The man who hit nine people with a sport utility vehicle on the University of North Carolina's Chapel Hill campus wrote a letter to a television reporter saying he read the Quran's 114 chapters 15 times and found that the Muslim holy book justified the attack.
''I did not act out of hatred for Americans, but out of love for Allah instead,'' Mohammed Taheri-azar, 22, wrote in a letter to Amber Rupinta dated March 10 posted on WTVD's Web site.
Funny, but it doesn't matter how many times you read a book, if your interpretation is wrong, rereading the same passages aren't going to give you any different result. Of course, the thornier response is that Taheriazar wasn't misinterpreting the Koran and that it indeed calls for jihad and justifies attacks on infidels.
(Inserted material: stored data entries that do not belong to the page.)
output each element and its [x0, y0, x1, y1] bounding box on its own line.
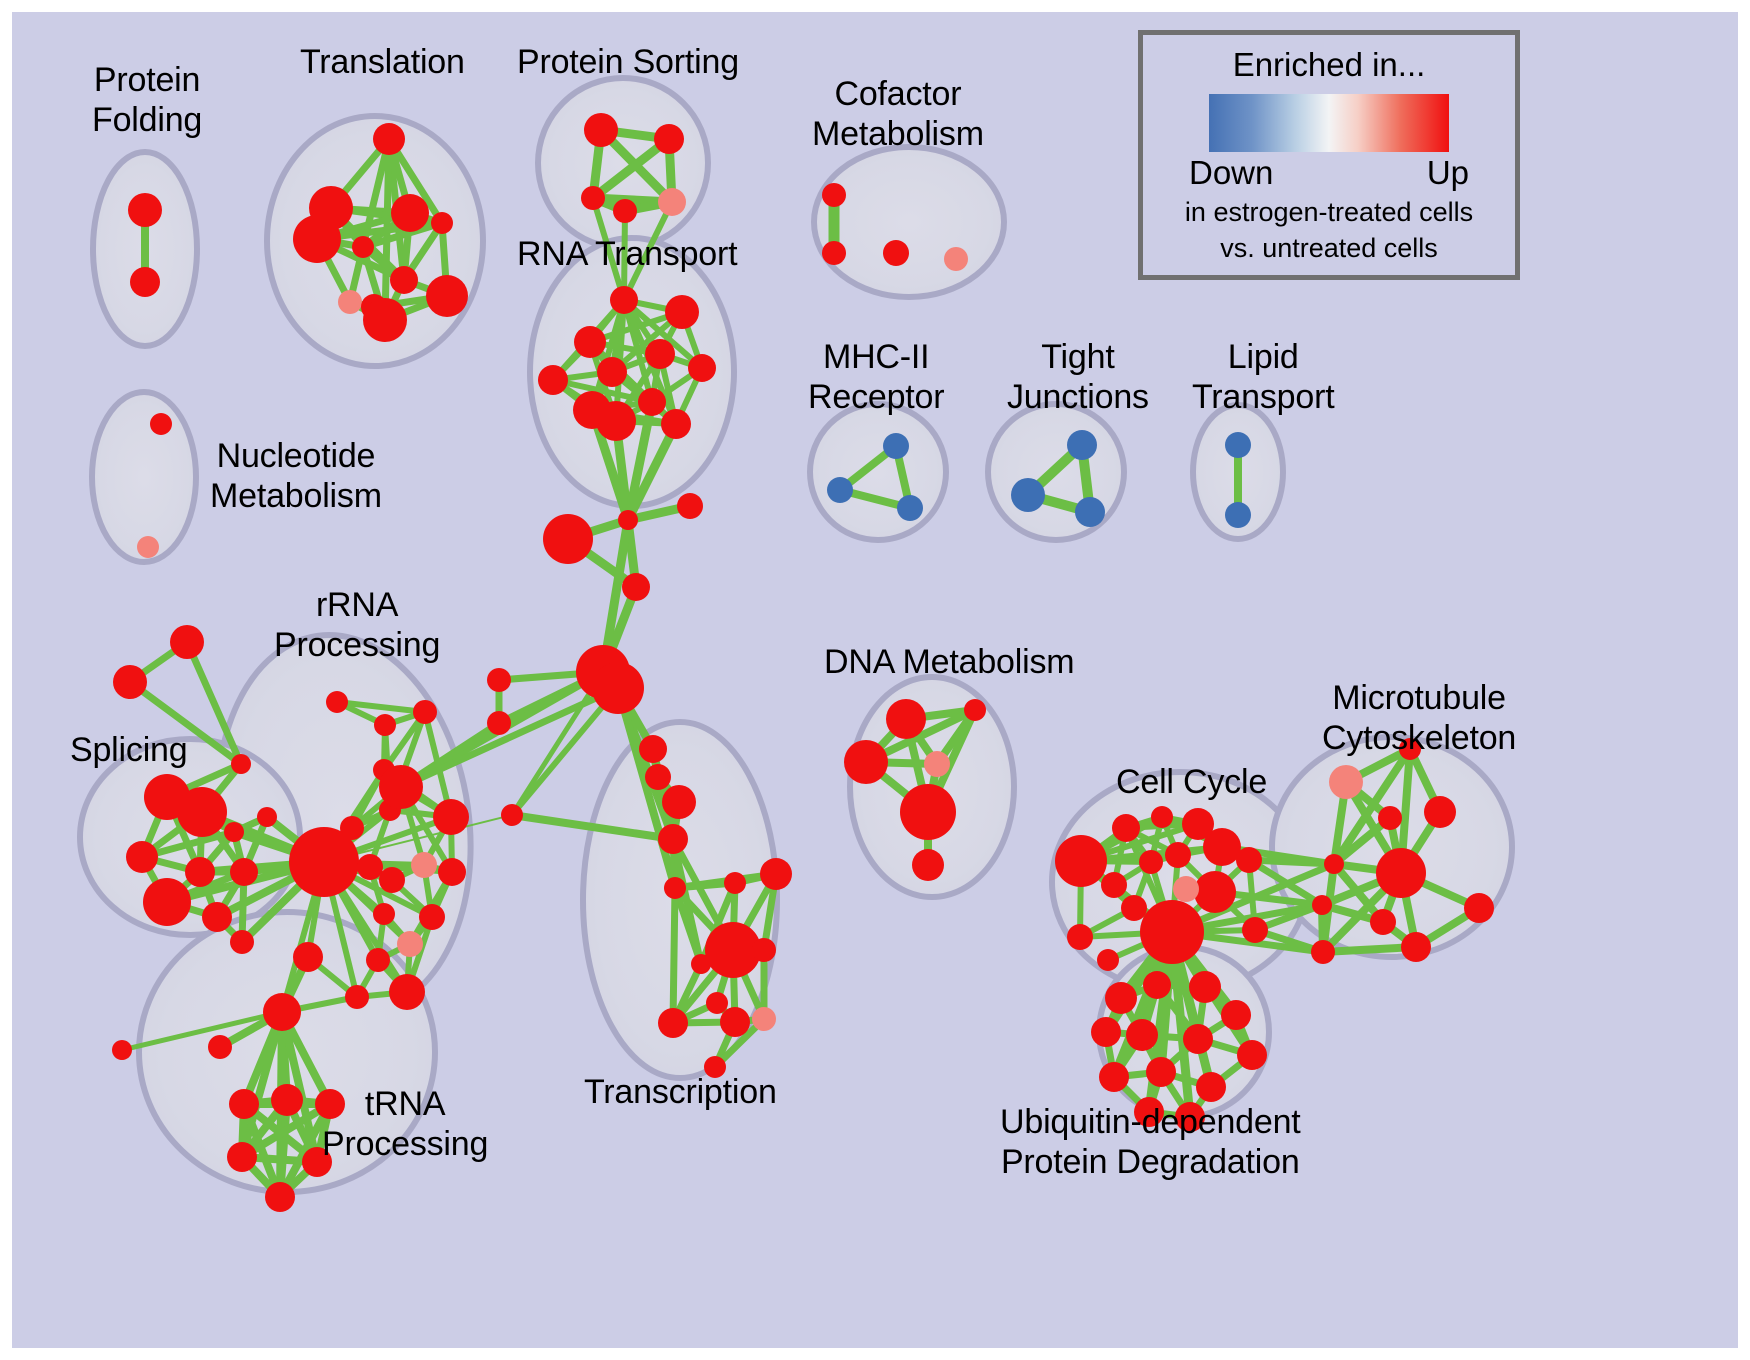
node: [143, 878, 191, 926]
node: [379, 867, 405, 893]
legend-endpoints: Down Up: [1189, 154, 1469, 192]
node: [128, 193, 162, 227]
node: [1196, 1072, 1226, 1102]
node: [202, 902, 232, 932]
node: [1011, 478, 1045, 512]
figure-stage: Protein Folding Translation Protein Sort…: [0, 0, 1750, 1360]
node: [1165, 842, 1191, 868]
node: [229, 1089, 259, 1119]
node: [366, 948, 390, 972]
node: [487, 668, 511, 692]
legend-color-gradient-bar: [1209, 94, 1449, 152]
network-canvas: Protein Folding Translation Protein Sort…: [12, 12, 1738, 1348]
node: [126, 841, 158, 873]
hull-mhc-ii-receptor: [810, 404, 946, 540]
node: [411, 852, 437, 878]
node: [1329, 765, 1363, 799]
node: [752, 1007, 776, 1031]
node: [574, 326, 606, 358]
cluster-label-protein-folding: Protein Folding: [92, 60, 202, 140]
node: [185, 857, 215, 887]
node: [1311, 940, 1335, 964]
node: [431, 212, 453, 234]
node: [883, 240, 909, 266]
node: [1091, 1017, 1121, 1047]
node: [391, 194, 429, 232]
node: [964, 699, 986, 721]
cluster-label-tight-junctions: Tight Junctions: [1007, 337, 1149, 417]
node: [592, 662, 644, 714]
node: [1075, 497, 1105, 527]
node: [130, 267, 160, 297]
node: [326, 691, 348, 713]
node: [1312, 895, 1332, 915]
node: [208, 1035, 232, 1059]
node: [373, 123, 405, 155]
node: [224, 822, 244, 842]
legend-high-label: Up: [1427, 154, 1469, 192]
node: [373, 903, 395, 925]
cluster-label-trna-processing: tRNA Processing: [322, 1084, 488, 1164]
node: [426, 275, 468, 317]
node: [487, 711, 511, 735]
node: [1221, 1000, 1251, 1030]
cluster-label-nucleotide-metabolism: Nucleotide Metabolism: [210, 436, 382, 516]
node: [265, 1182, 295, 1212]
node: [113, 665, 147, 699]
node: [352, 236, 374, 258]
cluster-label-mhc-ii-receptor: MHC-II Receptor: [808, 337, 944, 417]
node: [413, 700, 437, 724]
node: [538, 365, 568, 395]
node: [886, 699, 926, 739]
node: [1067, 430, 1097, 460]
node: [263, 993, 301, 1031]
node: [1237, 1040, 1267, 1070]
node: [1067, 924, 1093, 950]
legend-caption-line2: vs. untreated cells: [1143, 232, 1515, 264]
node: [1126, 1019, 1158, 1051]
node: [664, 877, 686, 899]
node: [1378, 806, 1402, 830]
node: [150, 413, 172, 435]
node: [1173, 876, 1199, 902]
node: [363, 298, 407, 342]
node: [231, 754, 251, 774]
node: [1324, 854, 1344, 874]
node: [900, 784, 956, 840]
node: [596, 401, 636, 441]
legend-box: Enriched in... Down Up in estrogen-treat…: [1138, 30, 1520, 280]
node: [389, 974, 425, 1010]
cluster-label-rrna-processing: rRNA Processing: [274, 585, 440, 665]
node: [654, 124, 684, 154]
node: [645, 764, 671, 790]
node: [827, 477, 853, 503]
node: [1189, 971, 1221, 1003]
node: [379, 765, 423, 809]
node: [257, 807, 277, 827]
node: [661, 409, 691, 439]
node: [1203, 828, 1241, 866]
node: [543, 514, 593, 564]
node: [170, 625, 204, 659]
node: [1143, 971, 1171, 999]
node: [1099, 1062, 1129, 1092]
cluster-label-microtubule-cytoskeleton: Microtubule Cytoskeleton: [1322, 678, 1516, 758]
cluster-label-lipid-transport: Lipid Transport: [1192, 337, 1334, 417]
node: [1401, 932, 1431, 962]
cluster-label-rna-transport: RNA Transport: [517, 234, 737, 274]
hull-nucleotide-metabolism: [92, 392, 196, 562]
node: [883, 433, 909, 459]
node: [419, 904, 445, 930]
node: [230, 858, 258, 886]
legend-caption-line1: in estrogen-treated cells: [1143, 196, 1515, 228]
node: [658, 188, 686, 216]
node: [1112, 814, 1140, 842]
node: [271, 1084, 303, 1116]
node: [658, 1008, 688, 1038]
node: [662, 785, 696, 819]
node: [397, 931, 423, 957]
node: [1139, 850, 1163, 874]
node: [1055, 835, 1107, 887]
node: [433, 799, 469, 835]
node: [597, 357, 627, 387]
node: [1225, 432, 1251, 458]
node: [581, 186, 605, 210]
node: [618, 510, 638, 530]
node: [1146, 1057, 1176, 1087]
node: [924, 751, 950, 777]
node: [584, 113, 618, 147]
node: [688, 354, 716, 382]
node: [1225, 502, 1251, 528]
node: [293, 942, 323, 972]
node: [658, 824, 688, 854]
node: [639, 735, 667, 763]
node: [897, 495, 923, 521]
node: [345, 985, 369, 1009]
node: [822, 183, 846, 207]
node: [706, 992, 728, 1014]
node: [610, 286, 638, 314]
hull-cofactor-metabolism: [814, 147, 1004, 297]
cluster-label-cell-cycle: Cell Cycle: [1116, 762, 1267, 802]
node: [227, 1142, 257, 1172]
node: [177, 787, 227, 837]
cluster-label-ubiquitin-degradation: Ubiquitin-dependent Protein Degradation: [1000, 1102, 1301, 1182]
node: [1242, 917, 1268, 943]
cluster-label-protein-sorting: Protein Sorting: [517, 42, 739, 82]
node: [501, 804, 523, 826]
node: [1183, 1024, 1213, 1054]
legend-title: Enriched in...: [1143, 46, 1515, 84]
node: [944, 247, 968, 271]
node: [1376, 848, 1426, 898]
node: [844, 740, 888, 784]
node: [645, 339, 675, 369]
legend-low-label: Down: [1189, 154, 1273, 192]
node: [1105, 982, 1137, 1014]
node: [1424, 796, 1456, 828]
node: [912, 849, 944, 881]
node: [338, 290, 362, 314]
node: [724, 872, 746, 894]
cluster-label-cofactor-metabolism: Cofactor Metabolism: [812, 74, 984, 154]
node: [760, 858, 792, 890]
node: [438, 858, 466, 886]
node: [137, 536, 159, 558]
node: [1464, 893, 1494, 923]
node: [1194, 871, 1236, 913]
node: [1101, 872, 1127, 898]
node: [289, 827, 359, 897]
node: [752, 938, 776, 962]
node: [1370, 909, 1396, 935]
node: [1121, 895, 1147, 921]
node: [1097, 949, 1119, 971]
node: [822, 241, 846, 265]
node: [1151, 806, 1173, 828]
node: [293, 215, 341, 263]
node: [374, 714, 396, 736]
node: [720, 1007, 750, 1037]
node: [638, 388, 666, 416]
node: [1236, 847, 1262, 873]
node: [112, 1040, 132, 1060]
node: [665, 295, 699, 329]
node: [230, 930, 254, 954]
cluster-label-dna-metabolism: DNA Metabolism: [824, 642, 1074, 682]
node: [622, 573, 650, 601]
node: [613, 199, 637, 223]
cluster-label-transcription: Transcription: [584, 1072, 777, 1112]
node: [677, 493, 703, 519]
node: [1140, 900, 1204, 964]
node: [390, 266, 418, 294]
node: [357, 854, 383, 880]
cluster-label-splicing: Splicing: [70, 730, 187, 770]
cluster-label-translation: Translation: [300, 42, 465, 82]
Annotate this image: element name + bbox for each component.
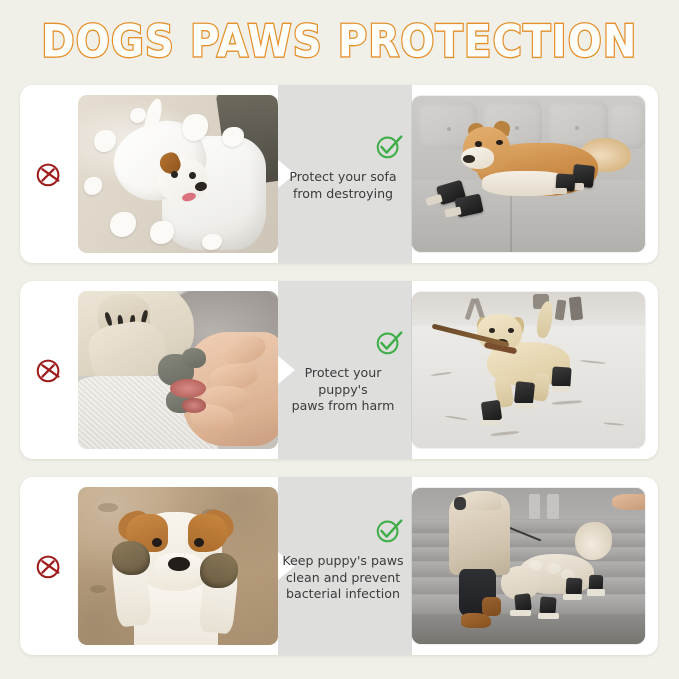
problem-photo-1: [78, 95, 278, 253]
caption-line: from destroying: [278, 186, 408, 203]
benefit-photo-1: [412, 96, 645, 252]
caption-panel-2: Protect your puppy's paws from harm: [278, 281, 412, 459]
caption-panel-3: Keep puppy's paws clean and prevent bact…: [278, 477, 412, 655]
cross-circle-icon: [34, 159, 64, 189]
caption-line: Keep puppy's paws: [278, 553, 408, 570]
problem-photo-3: [78, 487, 278, 645]
cross-icon-cell-1: [20, 85, 78, 263]
caption-text-3: Keep puppy's paws clean and prevent bact…: [278, 553, 408, 603]
page-title: DOGS PAWS PROTECTION: [41, 16, 637, 68]
check-circle-icon: [374, 327, 404, 357]
caption-line: Protect your puppy's: [278, 365, 408, 398]
check-circle-icon: [374, 515, 404, 545]
cross-circle-icon: [34, 551, 64, 581]
problem-photo-2: [78, 291, 278, 449]
cross-icon-cell-2: [20, 281, 78, 459]
caption-text-1: Protect your sofa from destroying: [278, 169, 408, 202]
caption-text-2: Protect your puppy's paws from harm: [278, 365, 408, 415]
benefit-row-2: Protect your puppy's paws from harm: [20, 281, 658, 459]
cross-icon-cell-3: [20, 477, 78, 655]
caption-line: Protect your sofa: [278, 169, 408, 186]
infographic-page: DOGS PAWS PROTECTION: [0, 0, 679, 679]
caption-line: clean and prevent: [278, 570, 408, 587]
benefit-row-1: Protect your sofa from destroying: [20, 85, 658, 263]
benefit-photo-3: [412, 488, 645, 644]
page-title-container: DOGS PAWS PROTECTION: [0, 14, 679, 70]
benefit-photo-2: [412, 292, 645, 448]
caption-panel-1: Protect your sofa from destroying: [278, 85, 412, 263]
benefit-row-3: Keep puppy's paws clean and prevent bact…: [20, 477, 658, 655]
cross-circle-icon: [34, 355, 64, 385]
check-circle-icon: [374, 131, 404, 161]
caption-line: bacterial infection: [278, 586, 408, 603]
caption-line: paws from harm: [278, 398, 408, 415]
Front Page considers the problems dealing with Taheriazar's actions as a terrorist incident, including the legal hurdles.
Even if his statements trumpeting jihadist motivations are true, authorities can neither charge him with a terrorist offense, nor seek a sentencing enhancement based on his terrorist motives. This points to a significant blind spot in dealing with terrorism in the United States.
Taheri-azar is being prosecuted in state court, and North Carolina doesn't have an applicable terrorism offense that can be brought to bear against him. The state only has two statutory provisions dealing with terrorist incidents. One bans weapons of mass destruction, while the other amends the murder offense. The amendment to the murder offense doesn't apply here--not only because Taheri-azar didn't murder anybody, but also because it only applies when the murder was performed with a nuclear, biological, or chemical weapon.
The federal sentencing guidelines do contain a sentencing enhancement in §3A1.4 for offenses intended to promote a federal crime of terrorism. In turn, 18 U.S.C. § 2232b(g)(5) sensibly defines the predicate intention for a federal crime of terrorism as actions "calculated to influence or affect the conduct of government by intimidation or coercion, or to retaliate against government conduct." While this provision may seem at first glance to apply to Taheri-azar, it doesn't provide federal courts with independent jurisdiction. Rather, the terrorist intentions must be coupled with an independent federal crime.
And this situation isn't going to change anytime soon as more lone wolf jihadis come out of the woodwork and wreak havoc on American streets.